BEFORE cat cafes started to sprout like mushrooms around the city, there was a dog cafe that introduced Filipinos to the concept of a coffee shop with animal attractions.
Barkin' Blends Dog Cafe near Katipunan Ave., in Quezon City, opened its novelty shop last year and became an instant hit among dog lovers. Their motley group of beautiful dogs attracted frequent visitors who wish to be surrounded by a Lhasa Apso, Irish Setter, Chiweenie, Beagle, Basset Hound, Shar-Pei, Siberian Husky, and the handsome Golden Retriever and Labrador, among others.
We finally paid this pioneering establishment a visit one Friday afternoon and it was clear to us where its strength lies. However, we also have some reservations that dampened our earlier excitement and expectations.
From the door of Barking Blends to the corner bench where we sat, here's what we experienced:
* The place has a nice coffee shop vibe to it that greets you the moment you step in. Kudos to the good lighting, thoughtful use of space and minimal practical items that don't clutter up the relatively small dining area.
* The hot and cold beverages tasted good. Admission charge is P180 inclusive of basic drink. For fancier drinks, you'll need to add or pay extra.
* We were told there's a one- to two-hour wait to get inside the doggie play area. The place has free WiFi so you can sip your drink and surf online until your number is called. But we only had to wait for 30 minutes before they told us we could go in with our sealed drinks.
* The dogs were wonderful. Although a number of them were trying to sleep when we visited, the ones that greeted us had soft, silky fur and smelled good, which tells us they were clean.
* The dog area is clean. Attendants were armed with mops, dustpans and cleaning sprays to clean after the dogs right away.
* We got there at 4pm and saw an empty shelf for pastries. They said they quickly ran out of pastries and sandwiches. Barkin' Blends Dog Cafe opens from 12 noon to 9pm.
* One of the rules is to sanitize before and after entering the dog area. A quick, tiny spritz of hand sanitizer administered by one of the staff near the dog area was all it took.
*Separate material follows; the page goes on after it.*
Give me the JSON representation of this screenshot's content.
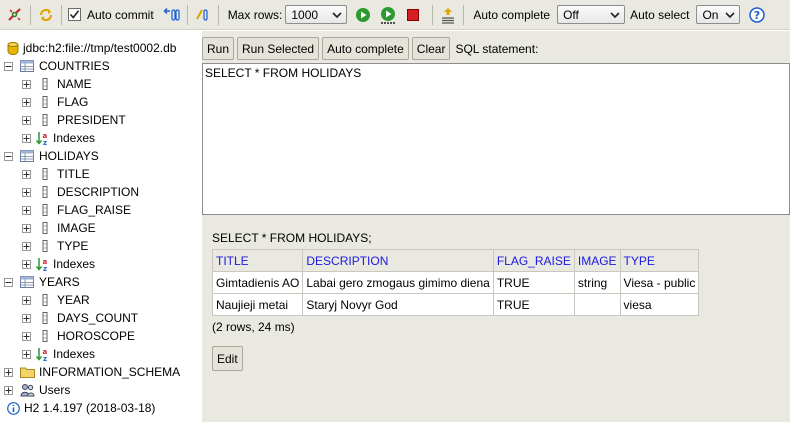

* Guests are to use the provided slippers when entering the dog area. They have lockers for customers' bags and shoes but the lockers have no locks.
* Entering the doggie play area was a challenge as many customers milled around or sat on the floor in front of the gate. The attendants should have asked customers inside not to block the entrance and exit way.
* At one point, we counted 26 people and some nine dogs in the area. Unlike the dogs, the people were making a racket.
* We saw guests disturbing a sleeping Siberian Husky in full view of the cafe staff. The teenager was even lightly yanking the poor dog's legs together as it tried to sleep. A clear violation of the house rules.
* We all paid the same rate, but it was hard to equally enjoy the dogs when many customers were monopolizing them by keeping them on their laps, encircling them and passing them around like a ball (another violation of house rules against carrying the dogs. We also have on video a cafe staff handing over a dog to a girl who carried the animal to where her family was seated).
We can forgive the limited parking space and the instrumental version of some bad 80's music playing during out visit, but we couldn't stand the lack of adequate supervision to prevent the dogs from being badgered by overzealous customers. Why couldn't they teach customers to let the dogs come to them and not chase or keep them for themselves in a corner? We sat at the farthest end of the room and were happily approached by three dogs.
Seeing that there was a breakdown in rules, we decided to cut our visit short. Again, we had to negotiate our way out to avoid the group of people who crowded the exit.
We learned from a female staff that customers can stay with the dogs for two hours. Is it possible to extend and for how much more, we asked. The reply we got bamboozled our desire to visit again.
“Tanong nyo sa labas (Go ask outside),” she said curtly.
“Tanong ko sa labas?,” I repeated in disbelief.
“Oo, kasi tatanong din nila anong drinks nyo,” she snapped.
We looked at the printed set of rules attached to the wall. It didn't say staff should be rude to customers. Fortunately, the dogs were better behaved and probably for most of the customers that's all that matters.